A chunk of the mortality spike could be likely explained by drug overdoses, which increased from about 72,000 in 2019 to more than 100,000 in the 12 months ending May 2021, the CDC estimated. About two-thirds of those deaths involved synthetic opioids including fentanyl that are often smuggled to the United States from China through Mexico. Overdoses involving methamphetamine or other psychostimulants also significantly increased, from fewer than 17,000 in 2019 to more than 28,000 in the 12 months ending May 2021.
That was my initial guess, drug overdoses.
For older age groups, mortality increased too. For those 50–84, it went up more than 27 percent, making for a total of more than 470,000 excess deaths. Almost four out of five of the excess deaths reportedly involved COVID.
For those 85 or older, mortality increased about 12 percent with more than 100,000 excess deaths. Given the more than 130,000 COVID-related deaths in this group, the data indicates that these people were less likely to die of a non-COVID-related cause from November 2020 to October 2021 than during the same months of 2018–2019.
Interesting. Wonder why the article didn’t elaborate on this?

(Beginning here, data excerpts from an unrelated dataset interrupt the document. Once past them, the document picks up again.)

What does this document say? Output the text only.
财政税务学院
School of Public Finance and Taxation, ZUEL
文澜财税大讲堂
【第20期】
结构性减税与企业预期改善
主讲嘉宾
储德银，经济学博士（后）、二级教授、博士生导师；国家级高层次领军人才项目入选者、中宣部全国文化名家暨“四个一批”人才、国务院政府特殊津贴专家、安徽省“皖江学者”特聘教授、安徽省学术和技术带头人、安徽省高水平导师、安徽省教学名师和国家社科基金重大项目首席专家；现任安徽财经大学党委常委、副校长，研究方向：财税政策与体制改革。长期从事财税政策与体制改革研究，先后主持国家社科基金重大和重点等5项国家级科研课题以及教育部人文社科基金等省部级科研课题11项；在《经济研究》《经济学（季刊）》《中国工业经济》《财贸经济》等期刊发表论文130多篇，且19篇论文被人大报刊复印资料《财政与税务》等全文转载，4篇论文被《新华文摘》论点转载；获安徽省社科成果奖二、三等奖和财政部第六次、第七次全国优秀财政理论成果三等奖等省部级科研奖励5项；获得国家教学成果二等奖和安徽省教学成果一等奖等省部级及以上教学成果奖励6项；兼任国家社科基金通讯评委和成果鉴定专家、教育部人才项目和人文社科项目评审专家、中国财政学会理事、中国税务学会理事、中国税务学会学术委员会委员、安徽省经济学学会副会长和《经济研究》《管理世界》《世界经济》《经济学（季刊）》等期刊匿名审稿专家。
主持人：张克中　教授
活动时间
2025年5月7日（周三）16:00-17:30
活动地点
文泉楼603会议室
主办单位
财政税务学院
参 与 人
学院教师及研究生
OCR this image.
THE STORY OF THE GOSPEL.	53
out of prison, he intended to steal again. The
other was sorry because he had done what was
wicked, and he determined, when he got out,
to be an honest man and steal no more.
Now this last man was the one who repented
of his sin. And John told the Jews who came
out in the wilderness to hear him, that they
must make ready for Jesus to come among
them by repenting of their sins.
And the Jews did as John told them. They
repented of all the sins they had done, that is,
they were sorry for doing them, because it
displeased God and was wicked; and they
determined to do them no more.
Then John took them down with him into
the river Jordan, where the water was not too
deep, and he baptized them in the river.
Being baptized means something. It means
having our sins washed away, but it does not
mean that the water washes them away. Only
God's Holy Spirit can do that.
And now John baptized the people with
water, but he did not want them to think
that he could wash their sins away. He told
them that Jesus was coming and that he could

Comparing 2020 to 2019, mortality increased some 24 percent for those 18–49, with less than a third of those excess deaths involving COVID. For those 50–84, it increased less than 20 percent, with over 70 percent of that involving COVID. For those even older, mortality jumped about 16 percent, with nearly 90 percent of that involving COVID.
For those under 18, mortality decreased about 0.4 percent in 2020 compared to 2019. In the 12 months ending October 2021, it decreased some 3.3 percent compared to the same period in 2018–2019.
So I guess what the real question is, is what is causing the increase in deaths among people aged 18-49? We know that among older people, it’s predominantly caused by Covid. But younger people, we don’t know. Drug overdoses and suicides (“deaths of despair”) are strong guesses.
I’m sure a lot of people are also going to say these are vaccine related deaths, and that’s also possible as well.